Strengths of the PGen Study include the longitudinal collection of data, recruitment of new customers from two leading PGT companies, and incorporation of individual-level genetic information with extensive survey data. Limitations include the potential for selection bias due to the collection of voluntary survey data, and the exclusion of participants from certain analyses due to missing data. In addition, our sample may not be typical of the DTC-PGT consumer population circa 2012 because of the recruitment strategies employed, in particular for Pathway customers. Users of a health-based social networking site were directly targeted and offered subsidized testing, and therefore we may expect some enrichment of our sample for individuals who would not typically have pursued testing independently, owing to a lack of awareness or sensitivity to price.

Our post-PGT measures are limited to 6 months of follow-up, encompass the effects of all PGT-obtained genetic risk information (not only pharmacogenomic information), and rely entirely on self-report; these outcome measures could be improved by the incorporation of medical records data. However, since we were particularly interested in determining the frequency of prescription medication changes made without clinician involvement, self-reported data collection was essential. Further, owing to the way in which prescription medication changes and physician consultation were measured, we were unable to identify those participants who may have considered making a prescription medication change, but consulted with a health care provider and ultimately decided against making the change. Therefore, the role of the health care provider in post-PGT decision-making surrounding prescription medications is likely not fully captured in our study.

Finally, our findings may be generalizable to consumers obtaining pharmacogenomic information via DTC-PGT (although it should be noted that as of 2016, neither 23andMe nor Pathway currently offer pharmacogenomic testing via the DTC model), but are likely not applicable to recipients of clinician-mediated pharmacogenomic testing.
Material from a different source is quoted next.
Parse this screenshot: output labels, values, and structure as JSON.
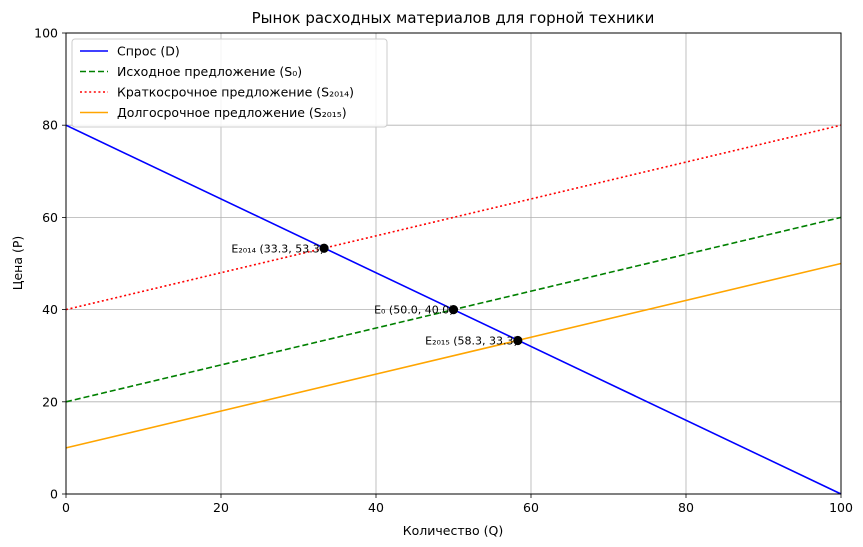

PGen Study participants tended to be high-earning, frequent prescription medication users, with high levels of health insurance coverage; thus, how pharmacogenomic information is used by consumers to self-manage their care may differ in groups without these qualities, particularly among those with low income or poor insurance coverage of prescription medications.

In conclusion, receipt of positive pharmacogenomic results via direct-to-consumer personal genomic testing is associated with post-testing prescription medication changes, but the proportion of consumers who report making such a change in the 6 months following testing is small. Further investigation of how physician consultation in the post-PGT period motivates, or discourages, such changes is warranted.